Part of the trail is along a rockslide area, where a safety cable provides a modicum of security for those not at ease with several hundred feet of “exposure”… that’s a mountaineering euphemism for “potential free fall”! (As climbers joke, the first few seconds are exciting… it’s the last half second that’s no fun at all.)

Suzanne reached the top of the trail to find a viewpoint with several splendid glaciers that she had to herself for a while. Good think she started early, because several other hikers started arriving as she began her descent.

While on the trail, Suzanne had met two doctors, Marisa and Lis, whom she invited over for a glass of wine. We enjoyed their company immensely – they are bicycle camping here in Banff National Park during their summer vacation. Both are runners, Lis in training for her first half marathon and Marisa having run Boston last year. (She was at the 24.5 mile point when the terrorist bombs exploded.
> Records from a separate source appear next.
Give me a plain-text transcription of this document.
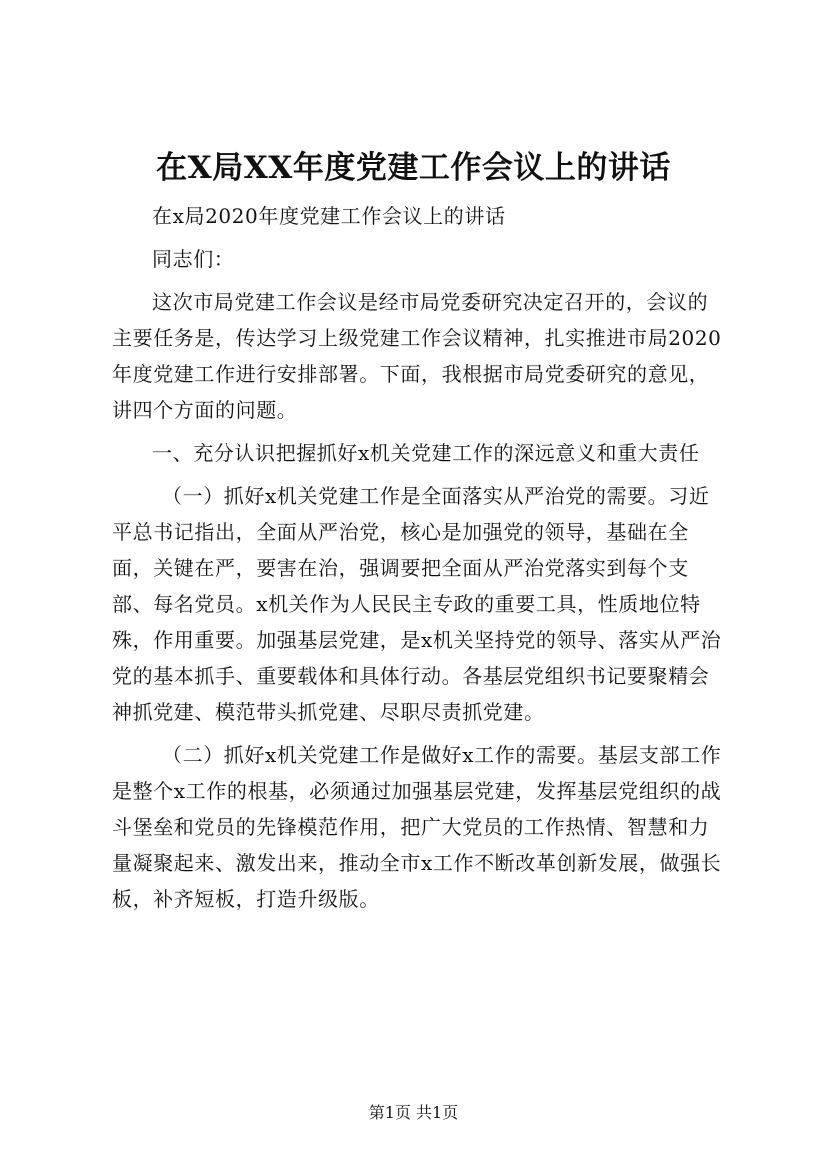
在X局XX年度党建工作会议上的讲话

在x局2020年度党建工作会议上的讲话

同志们：

这次市局党建工作会议是经市局党委研究决定召开的，会议的主要任务是，传达学习上级党建工作会议精神，扎实推进市局2020年度党建工作进行安排部署。下面，我根据市局党委研究的意见，讲四个方面的问题。

一、充分认识把握抓好x机关党建工作的深远意义和重大责任

（一）抓好x机关党建工作是全面落实从严治党的需要。习近平总书记指出，全面从严治党，核心是加强党的领导，基础在全面，关键在严，要害在治，强调要把全面从严治党落实到每个支部、每名党员。x机关作为人民民主专政的重要工具，性质地位特殊，作用重要。加强基层党建，是x机关坚持党的领导、落实从严治党的基本抓手、重要载体和具体行动。各基层党组织书记要聚精会神抓党建、模范带头抓党建、尽职尽责抓党建。

（二）抓好x机关党建工作是做好x工作的需要。基层支部工作是整个x工作的根基，必须通过加强基层党建，发挥基层党组织的战斗堡垒和党员的先锋模范作用，把广大党员的工作热情、智慧和力量凝聚起来、激发出来，推动全市x工作不断改革创新发展，做强长板，补齐短板，打造升级版。

第1页 共1页
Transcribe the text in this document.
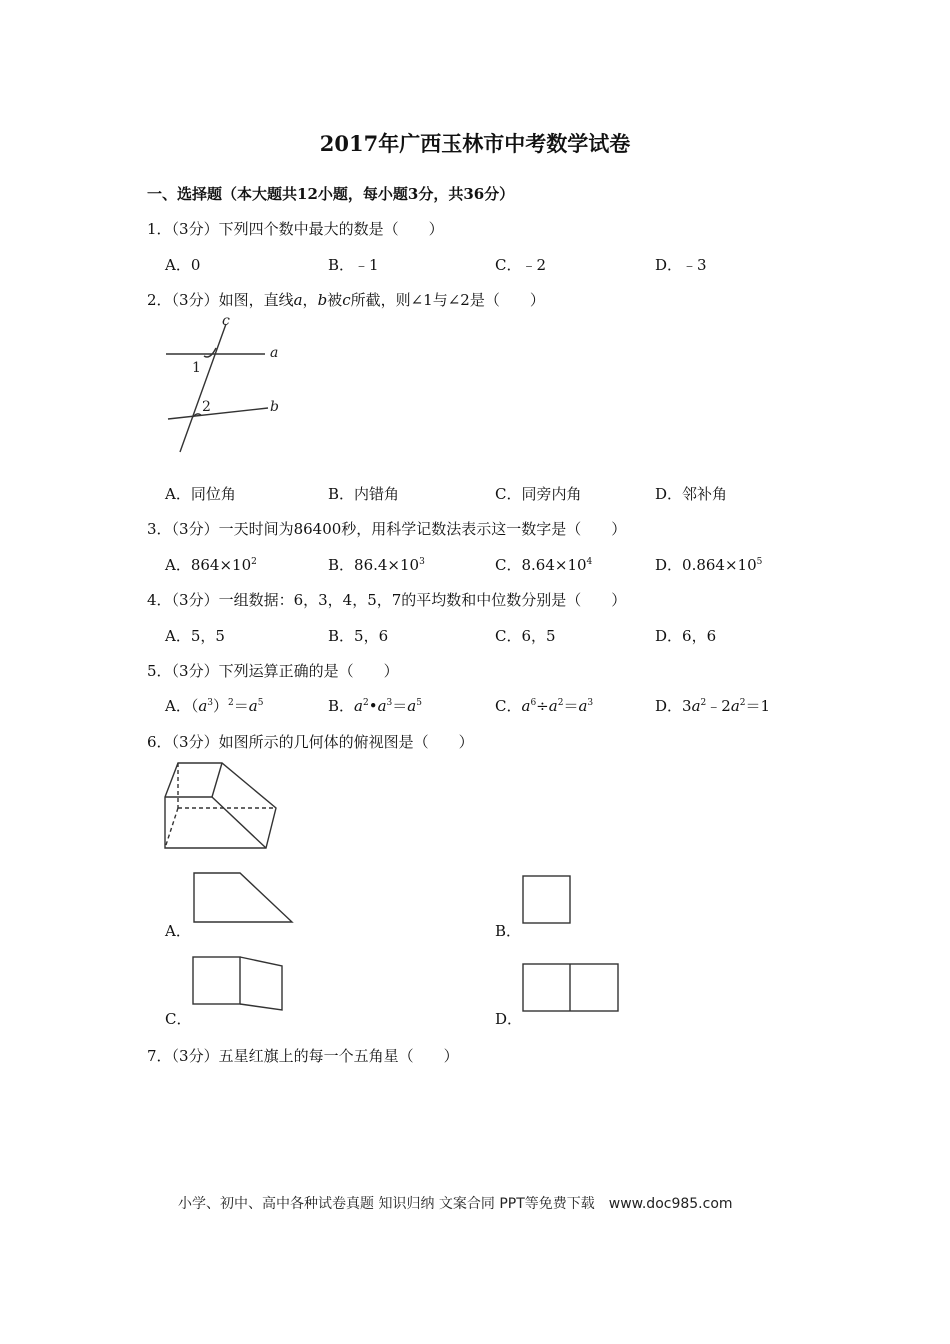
2017年广西玉林市中考数学试卷
一、选择题（本大题共12小题，每小题3分，共36分）
1．（3分）下列四个数中最大的数是（　　）
A．0	B．﹣1	C．﹣2	D．﹣3
2．（3分）如图，直线a，b被c所截，则∠1与∠2是（　　）
c
a
b
1
2
A．同位角	B．内错角	C．同旁内角	D．邻补角
3．（3分）一天时间为86400秒，用科学记数法表示这一数字是（　　）
A．$864\times 10^2$	B．$86.4\times 10^3$	C．$8.64\times 10^4$	D．$0.864\times 10^5$
4．（3分）一组数据：6，3，4，5，7的平均数和中位数分别是（　　）
A．5，5	B．5，6	C．6，5	D．6，6
5．（3分）下列运算正确的是（　　）
A．$(a^3)^2=a^5$	B．$a^2•a^3=a^5$	C．$a^6\div a^2=a^3$	D．$3a^2﹣2a^2=1$
6．（3分）如图所示的几何体的俯视图是（　　）
A．	B．
C．	D．
7．（3分）五星红旗上的每一个五角星（　　）
小学、初中、高中各种试卷真题 知识归纳 文案合同 PPT等免费下载　www.doc985.com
Fortunately she was not hurt.)

Tired but happy after a day of mountaineering, My Lovely Bride was happy to let me make her a pasta dinner with sausage, sun dried tomatoes, garlic and olive oil. As the shadows lengthened on our last full day in the Canadian Rockies, we both wished that we had planned more time here. Tomorrow we head for Calgary, Alberta, where I hope to get my computer repaired and some corrective work done on The Coach.